Believer or not, it's fairly easy to see how that ties up everything and largely explains everything including "Why do good things happen to bad people."

 

Really the whole free choice vs divine will thing is better questioned under the "God knows what choice your going to make so how is it free will arguement" that is made against evangelicism and that suggests full true ominpotent god.

Though even that isn't really a contradiction.  Since if I travel to the future one week and find that you decide to have a diet coke over a coke, then go back to my time....

I've in no way negated your free will.

 

Man isn't inherently good. And are you suggesting that people who don't believe in god are "bad"? (see italics) You can't say that something is "good" because god asks it. That's just lazy thinking (if you can even call it that). I expected better from you (did I?).

As for the underlined, that does not negate free will, it just negates the purpose of life.

A) Man isn't inherently good... that's an opinion... and a rather pointless one when it comes to the conversation.  It seems like your just trying to retreat from the arguement to "higher ground" so as to not admit fault by trying to replace your own beliefs with christian ones to try and find an incongruity.

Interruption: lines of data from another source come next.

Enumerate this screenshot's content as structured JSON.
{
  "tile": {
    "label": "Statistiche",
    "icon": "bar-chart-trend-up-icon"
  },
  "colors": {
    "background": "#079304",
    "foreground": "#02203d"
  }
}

B) Are people who don't believe in god "bad".    No.  that's certaintly a leap of faith.

C1) I never said it was good because it was something god asks.  It's good because, it's good, you disagree that thinking about others before yourself is good.

C2) Actually, you can say something is good because god asks it.  It's not lazy so much as it is logical.  If there is one ominipotent creation god, it stands to reason that he created everything and that includes abstract concepts such as good and evil.  An all creator god could decide that raping children is good, and we would disagree, and he would be right because he is the one who has control over reality, created reality this way and holds complete knowledge of everything.

To think otherwise is to hold the logical fallacy that you are the center of the universe and the one who gets to define these abstract qualities. This is something to keep in mind even if you don't believe in an all powerful creator god as it general shows where a lot of fallacies, ignorance and stubborness comes from.  Someone placing themselves as the center of the universe.  This may be a problem you yourself are facing... afterall, look back at A.  You simply said man isn't inherently good, rather then think from the mindset that man is inherently good.  Which if you did would make the whole thing eaisly understandable.

It would be illogical to suggest that an ominpotent creation god WOULDN'T always be right.

Hence why arguements around religious literature among believers tend to focus on the trasnlation, interpretation and possibility of it being faked.

D) So in your opinion, timetravel negates the purpose of life?  Or are you talking about the Christian sense of choosing correctly?  Either way I can't see how.  That's like saying that reading the end of a book negates the point of reading the book.